Zdaniem Kingi Gajewskiej kuratorzy otrzymali premie za “deformę edukacji i bycie posłusznym Nowogrodzkiej”. Posłanka przypomina też, że w 2018 roku podwyżki wynagrodzenia dla nauczycieli wyniosły od 95 do 168 złotych brutto.
- Jednak na nagrody dla "swoich" nie zabrakło. Wszystko z pieniędzy podatników - zaznacza Kinga Gajewska.
Z wyliczeń Związku Nauczycielstwa Polskiego wynika, że z zapowiadanych 5,35 proc. podwyżek, tak naprawdę nauczyciele otrzymali 3,75 proc., ponieważ zwiększenie wynagrodzenia zostało przyznane dopiero od kwietnia, bez wyrównania za pierwsze trzy miesiące roku. - A biorąc pod uwagę szacowany wskaźnik inflacji, realna podwyżka była jeszcze niższa, zaledwie o 1,45 proc. - zaznaczają związkowcy.
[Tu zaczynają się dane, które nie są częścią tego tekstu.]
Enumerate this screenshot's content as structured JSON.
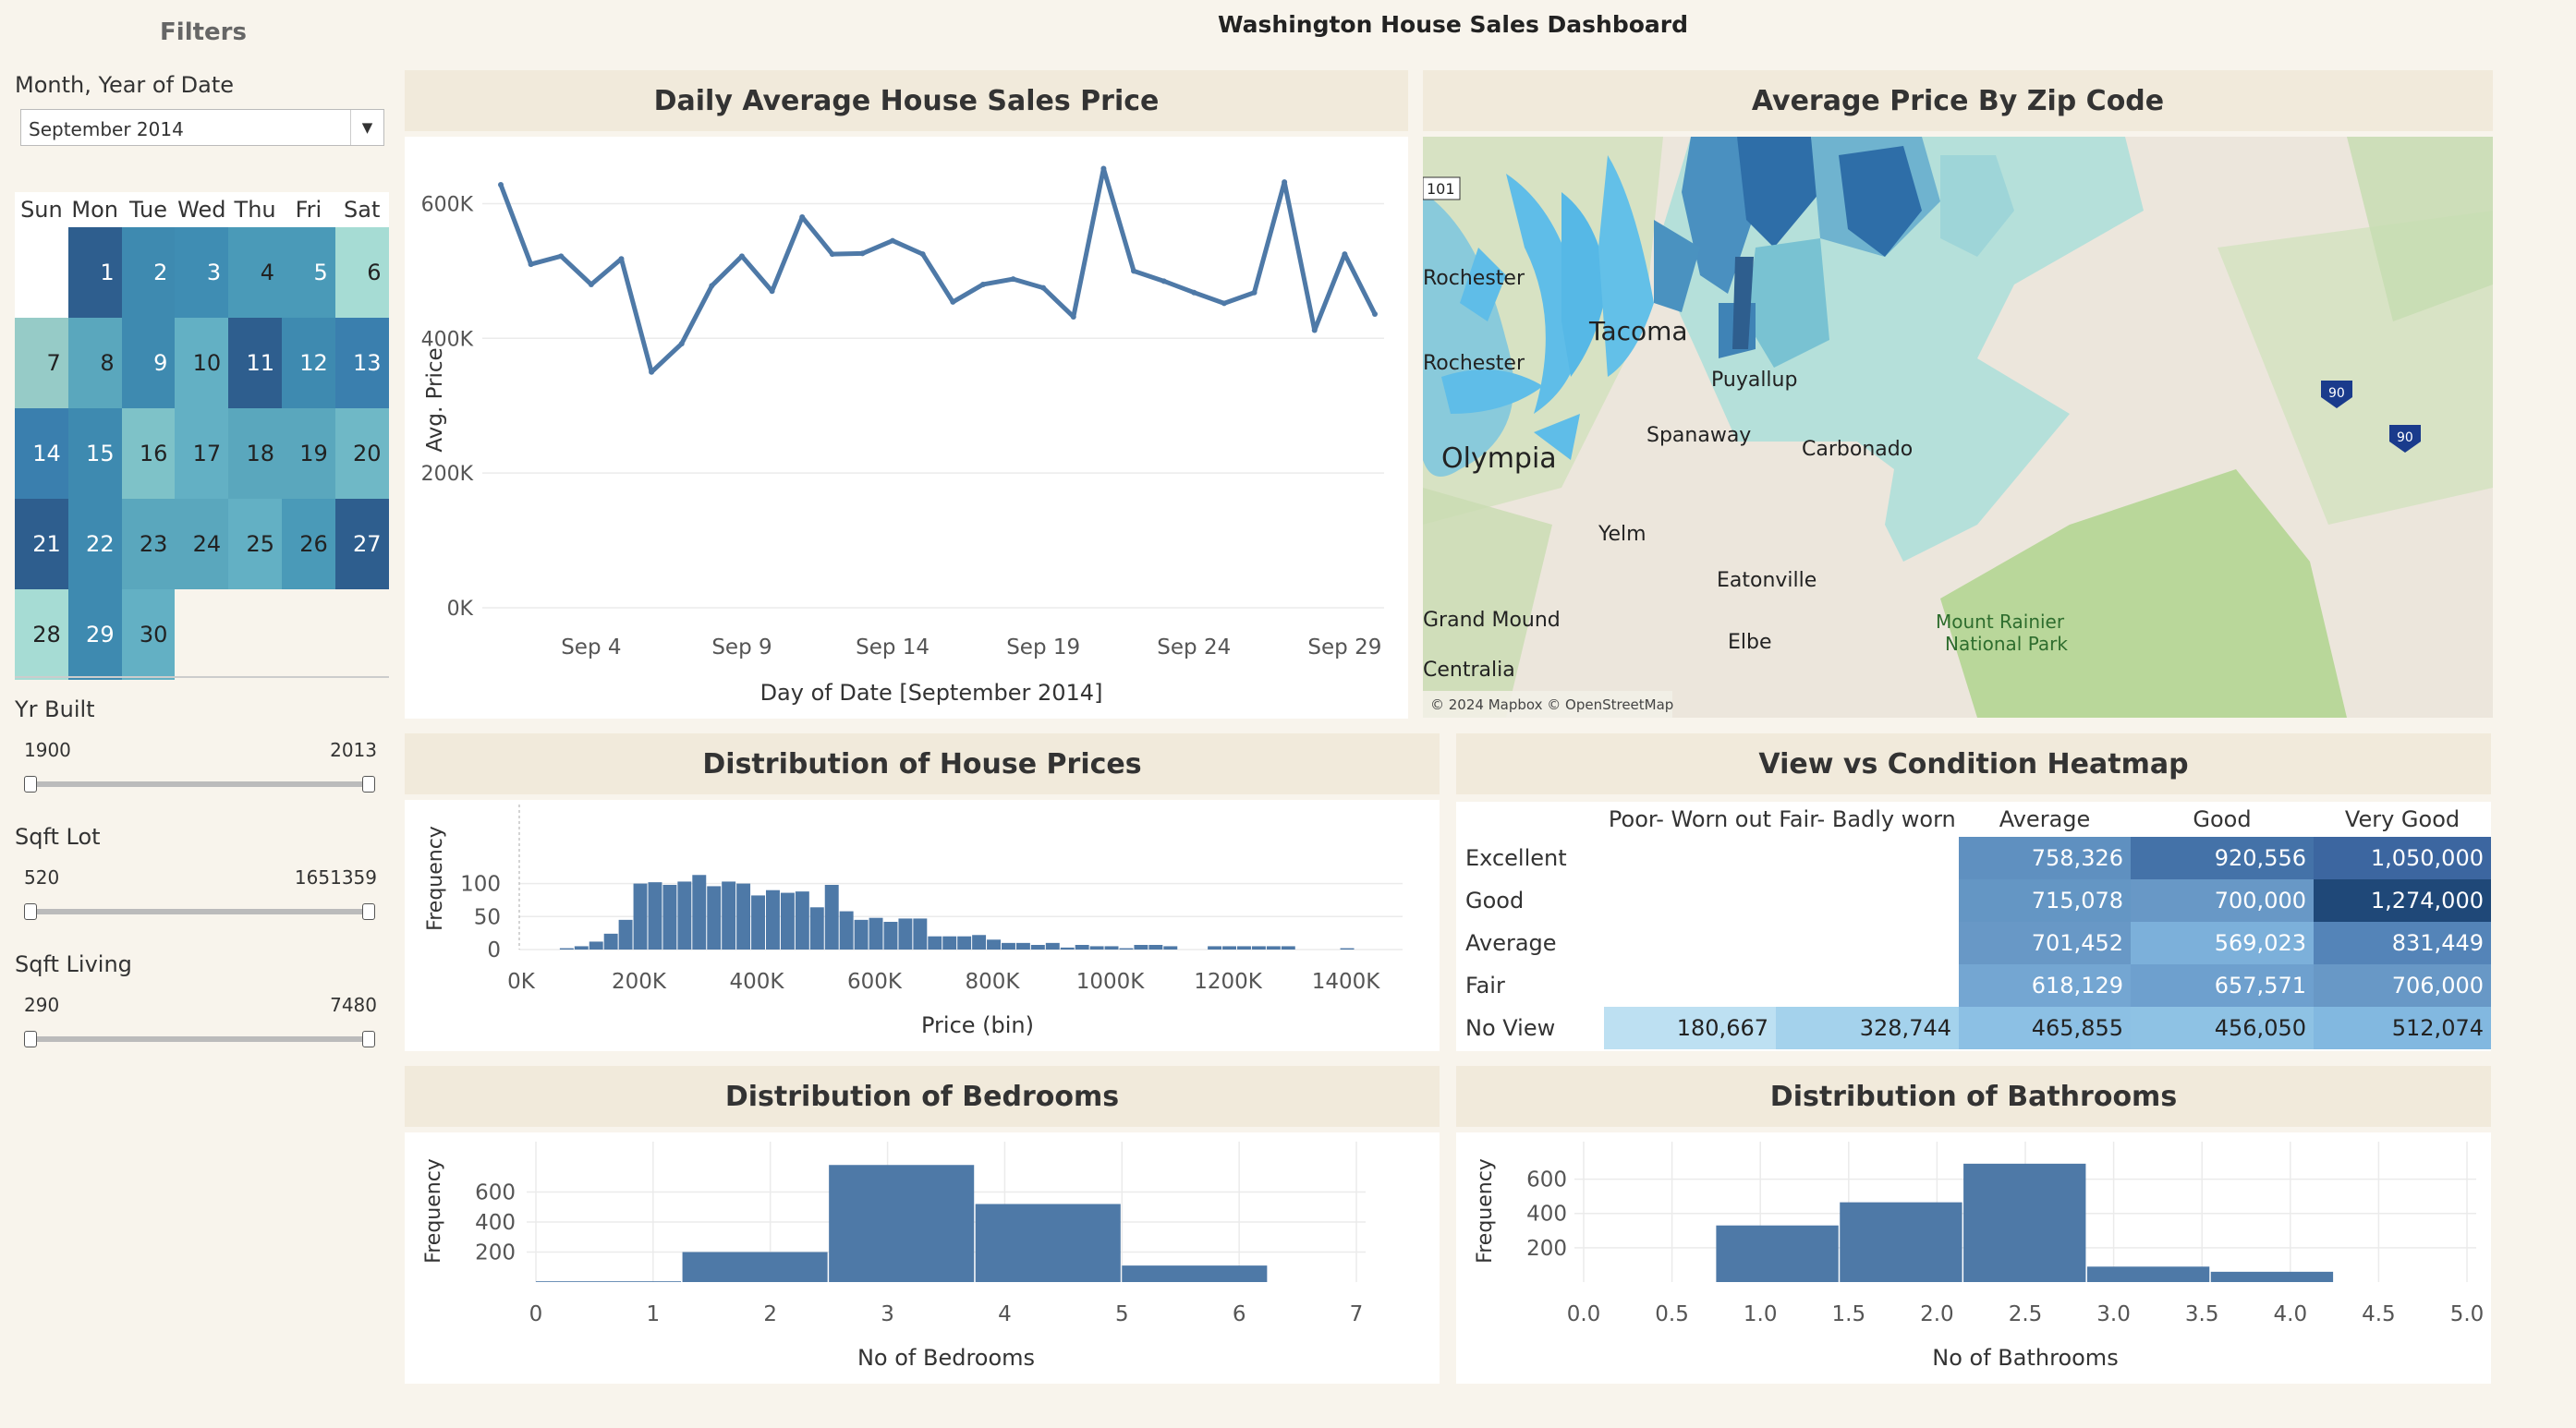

Wysokość podwyżek nauczycielskich pensji wyniosła na rękę:
* stażysty – 86 zł
* kontraktowego – 87 zł
* mianowanego – 99 zł
* dyplomowanego – 117 zł
Związkowcy przypominają też, że właściwie nauczyciele sami sfinansowali sobie podwyżki, ponieważ rząd zlikwidował w tym roku wiele przywilejów wynikających z Karty Nauczyciela.
Od 1 stycznia nauczyciele stracili:
- prawo do lokalu mieszkalnego na terenie gminy – dotyczyło to nauczycieli zatrudnionych na wsi i w miastach do 5 tys. mieszkańców;
- dodatek mieszkaniowy – korzystało z niego 186 tys. pedagogów mieszkających na wsi i w małych miastach (MEN oszczędziło 129 mln zł rocznie);
- możliwość korzystania z urlopu dla poratowania zdrowia na dotychczasowych zasadach – oszczędności wyniosą 137 mln zł rocznie (od 2019 r.).
Od 1 września nauczyciele stracili też:
- dodatek na zagospodarowanie w wysokości dwumiesięcznego wynagrodzenia zasadniczego – dotyczy to nauczycieli kontraktowych (ministerstwo zaoszczędzi ok. 5 mln zł rocznie);
- dotychczasowe możliwości awansowania w zawodzie. Według nowych zasad uzyskanie najwyższego stopnia awansu (nauczyciel dyplomowany) będzie trwać średnio o pięć lat dłużej (wydłużenie ścieżki awansu z 10 do 15 lat). To oznacza, że dłużej trzeba będzie czekać na zwiększenie wynagrodzenia w związku z uzyskaniem kolejnego stopnia awansu. Budżet państwa już w 2019 r. zaoszczędzi na tym 23 mln zł, a według wyliczeń związkowców od 2023 r. co roku oszczędności z powodu zmian w awansie zawodowym wyniosą około 1 mld zł.